Segundo Ariel, o governo do Estado de São Paulo, por exemplo, desativou uma iniciativa realizada com professores mediadores, que realizavam um trabalho de mediação diante de situações de violência com estes alunos. “Outro programa que precisa ser retomado é o Escola que Protege, no qual professores são formados para evitar violência contra crianças e adolescentes e intensificarem o olhar sobre sinais de maus tratos, abusos e violência”, sugere o advogado.
Outra área delicada para a pasta ligada ao Direito das Crianças e Adolescentes é a cobertura vacinal infantil no País, que caiu de 90% para 60% em 2021. O advogado reitera a importância de resgatar as campanhas de vacinação.
Apagão dos dados
O governo federal não dispõe de números atualizados sobre a realidade de crianças e adolescentes em situações de vulnerabilidade, trabalho infantil, violência, em situação de rua etc. “Precisamos atualizar os dados em todas as áreas, pois este é o primeiro passo para estabelecer políticas públicas”, enfatiza o advogado que relata o fato de o último senso, nesta área, ter sido realizado em 2011, pelo Conselho Nacional da Criança e Adolescente.

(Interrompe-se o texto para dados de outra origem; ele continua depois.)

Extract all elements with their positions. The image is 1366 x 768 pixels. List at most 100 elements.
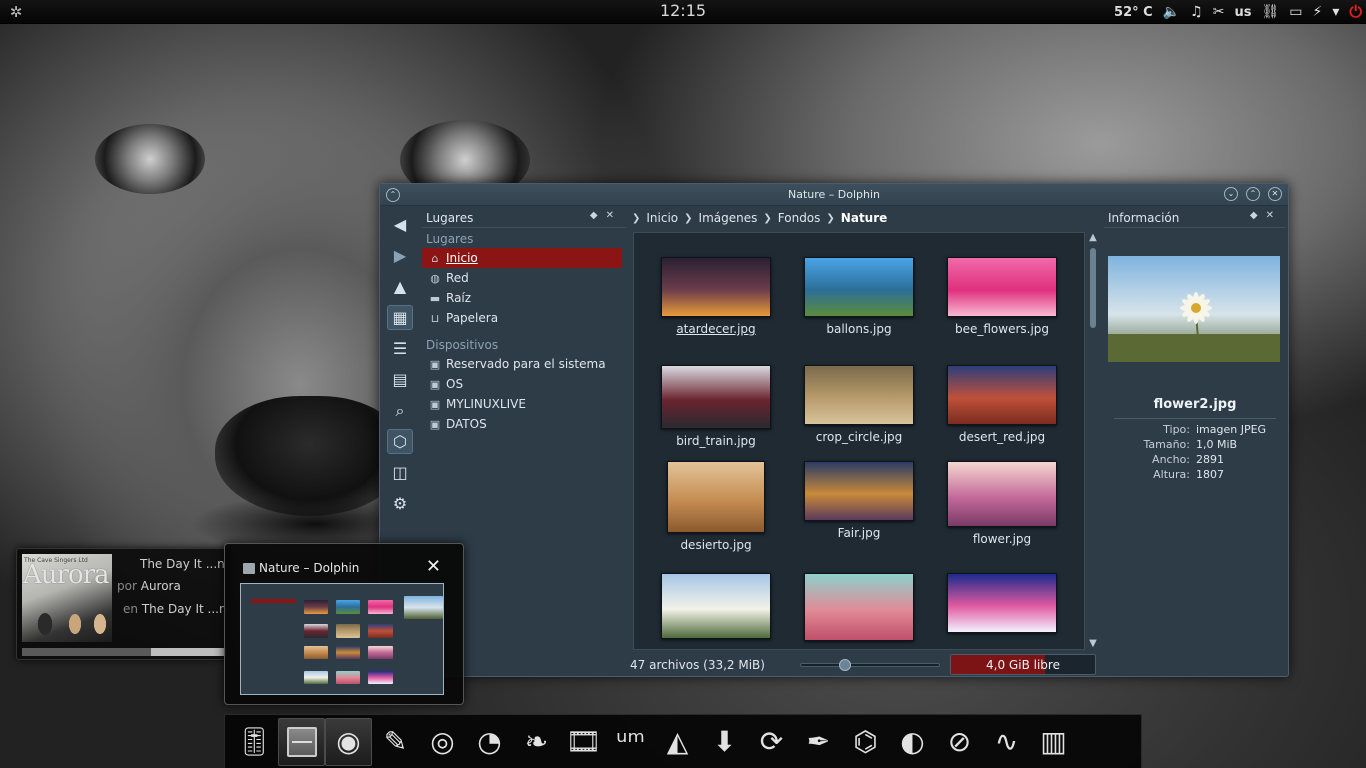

Na época, constavam 24 mil adolescentes que viviam nas ruas de cidades com mais de 300 mil habitantes. “O município de São Paulo realizou recentemente um senso e constatou quase 4 mil crianças e adolescentes vivendo e situação de rua”, aponta Ariel, ao acreditar que isso deve ter ocorrido em todo o Brasil. “Mas o atual governo não se preocupou em fazer um levantamento”, diz.
Para o enfrentamento desses desafios foi solicitado do governo de transição uma recomposição orçamentária. “Diante dessas circunstâncias esperamos que o orçamento possa melhorar um pouco, mas sabemos das imensas dificuldades”, explica o advogado ao citar a existência do Fundo Nacional da Criança e do Adolescente, que executou apenas R$ 10 milhões (no último ano), dos R$ 113 milhões existentes.
Para Ariel, o sistema de proteção social no Brasil precisa ser aperfeiçoado, principalmente diante da situação atual, em que dos 60 milhões de crianças e adolescentes no País, 40% vivem em situação de miséria. “A fome, hoje, atinge cerca de 18 milhões de crianças. Isso sem falar na insegurança alimentar que assola mais de 125 milhões de jovens”, afirma.
Propostas para os 100 primeiros dias
Para amenizar esta realidade, Ariel destaca uma das diversas medidas que serão implementadas no enfrentamento do combate à fome, como a retomada do novo Bolsa Familia, com acréscimo de R$ 150 por criança com menos de seis anos, a partir de 2023. “Para se ter ideia, hoje o governo federal repassa para os municípios e estados R$ 0,36 por criança, o que se compra com esse valor?”, indaga o advogado. “Então precisamos de mais recursos nessa área para o enfrentamento da fome, que é um dos mais graves no País”, completa.